USP8 modulates SQSTM1 degradation and autophagy by directly deubiquitinating SQSTM1 at K420
Activation of autophagy can induce SQSTM1 degradation, and USP8 may regulate other substrates to affect SQSTM1 degradation and autophagy. Next, we sought to investigate whether USP8 affects SQSTM1 protein levels and autophagy by deubiquitinating SQSTM1 at K420. Knockdown of Usp8 had no significant effect on the levels of LC3-II in sqstm1−/- MEFs (Figure 7A), suggesting a critical role of SQSTM1 in USP8-mediated autophagy. Furthermore, endogenous SQSTM1 was depleted from HEK293T cells using short hairpin RNA (shRNA), and the SQSTM1K420R mutant was subsequently introduced into these cells to generate SQSTM1K420R mutant-expressing HEK293T cells. We found that USP8 overexpression did not obviously change the levels of the SQSTM1K420R mutant and LC3-II in these cells (Figure 7B). Finally, rapamycin treatment could not lead to the degradation of GFP-Q46 in either SQSTM1-knockdown or SQSTM1K420R mutant-expressing HEK293T cells (Fig. S4B), suggesting an essential role of SQSTM1 in GFP-Q46 autophagic degradation.
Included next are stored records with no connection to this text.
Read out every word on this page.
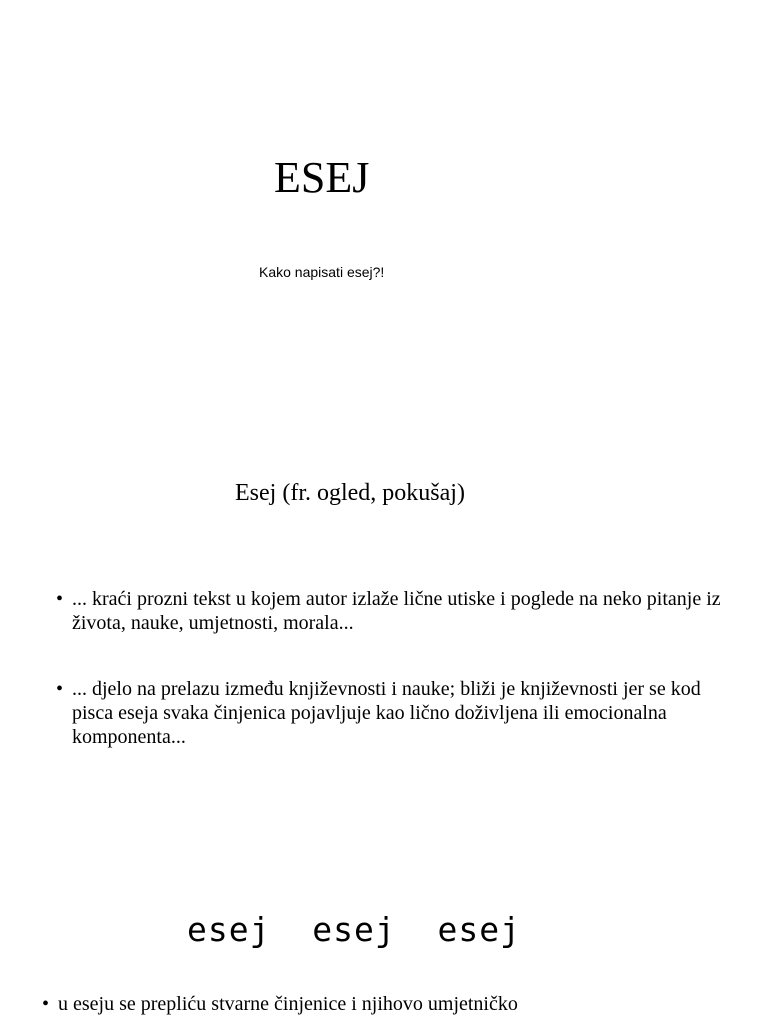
ESEJ

Kako napisati esej?!

Esej (fr. ogled, pokušaj)

• ... kraći prozni tekst u kojem autor izlaže lične utiske i poglede na neko pitanje iz života, nauke, umjetnosti, morala...

• ... djelo na prelazu između književnosti i nauke; bliži je književnosti jer se kod pisca eseja svaka činjenica pojavljuje kao lično doživljena ili emocionalna komponenta...

esej  esej  esej

• u eseju se prepliću stvarne činjenice i njihovo umjetničko
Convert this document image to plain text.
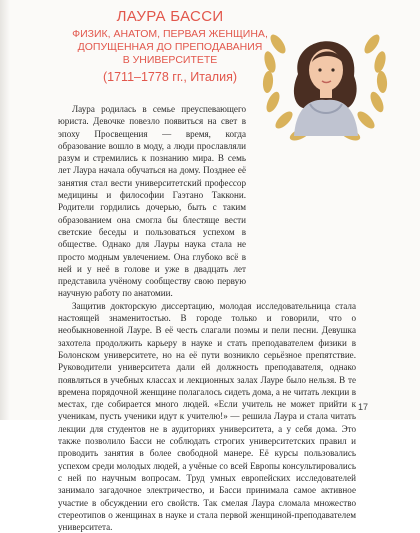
ЛАУРА БАССИ
ФИЗИК, АНАТОМ, ПЕРВАЯ ЖЕНЩИНА,
ДОПУЩЕННАЯ ДО ПРЕПОДАВАНИЯ
В УНИВЕРСИТЕТЕ
(1711–1778 гг., Италия)

Лаура родилась в семье преуспевающего юриста. Девочке повезло появиться на свет в эпоху Просвещения — время, когда образование вошло в моду, а люди прославляли разум и стремились к познанию мира. В семь лет Лаура начала обучаться на дому. Позднее её занятия стал вести университетский профессор медицины и философии Гаэтано Таккони. Родители гордились дочерью, быть с таким образованием она смогла бы блестяще вести светские беседы и пользоваться успехом в обществе. Однако для Лауры наука стала не просто модным увлечением. Она глубоко всё в ней и у неё в голове и уже в двадцать лет представила учёному сообществу свою первую научную работу по анатомии.

Защитив докторскую диссертацию, молодая исследовательница стала настоящей знаменитостью. В городе только и говорили, что о необыкновенной Лауре. В её честь слагали поэмы и пели песни. Девушка захотела продолжить карьеру в науке и стать преподавателем физики в Болонском университете, но на её пути возникло серьёзное препятствие. Руководители университета дали ей должность преподавателя, однако появляться в учебных классах и лекционных залах Лауре было нельзя. В те времена порядочной женщине полагалось сидеть дома, а не читать лекции в местах, где собирается много людей. «Если учитель не может прийти к ученикам, пусть ученики идут к учителю!» — решила Лаура и стала читать лекции для студентов не в аудиториях университета, а у себя дома. Это также позволило Басси не соблюдать строгих университетских правил и проводить занятия в более свободной манере. Её курсы пользовались успехом среди молодых людей, а учёные со всей Европы консультировались с ней по научным вопросам. Труд умных европейских исследователей занимало загадочное электричество, и Басси принимала самое активное участие в обсуждении его свойств. Так смелая Лаура сломала множество стереотипов о женщинах в науке и стала первой женщиной-преподавателем университета.

17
Again, overexpression of USP8 did not influence the levels of GFP-Q46 in either SQSTM1-knockdown or SQSTM1K420R mutant-expressing HEK293T cells (Fig. S4B and S4C). Collectively, these results demonstrate that USP8 regulates SQSTM1 activity and autophagy by deubiquitnating SQSTM1 at K420.
Figure 7.
USP8 regulates autophagy by directly deubiquitinating SQSTM1 at K420. (A) Knockdown of Usp8 failed to increase the level of LC3-II in sqstm1−/- MEFs. (B) Overexpression of USP8 did not affect the levels of SQSTM1K420R mutant and LC3-II in SQSTM1-depleted HEK293T cells stably infected with the SQSTM1K420R mutant.
Discussion
The ubiquitination modification of SQSTM1 has been demonstrated to modulate its function. Currently, several E3 ligases have been identified to ubiquitinate SQSTM1 at specific lysine residues to positively or negatively control the function of SQSTM1. However, deubiquitinases for SQSTM1 has never been reported. In this study, we report that USP8, a ubiquitin-specific protease, is a pivotal SQSTM1 deubiquitinase. We found that USP8 reduced the ubiquitination levels of SQSTM1 both in vitro and in vivo. USP8 deubiquitinated SQSTM1 principally at K420 within its UBA domain. Knockdown of Usp8 in cells led to autophagic degradation of SQSTM1 and autophagic influx at the basal condition. Taken together, this study identifies USP8 as the first deubiquitinase involved in regulating the ubiquitination and autophagic activity of SQSTM1.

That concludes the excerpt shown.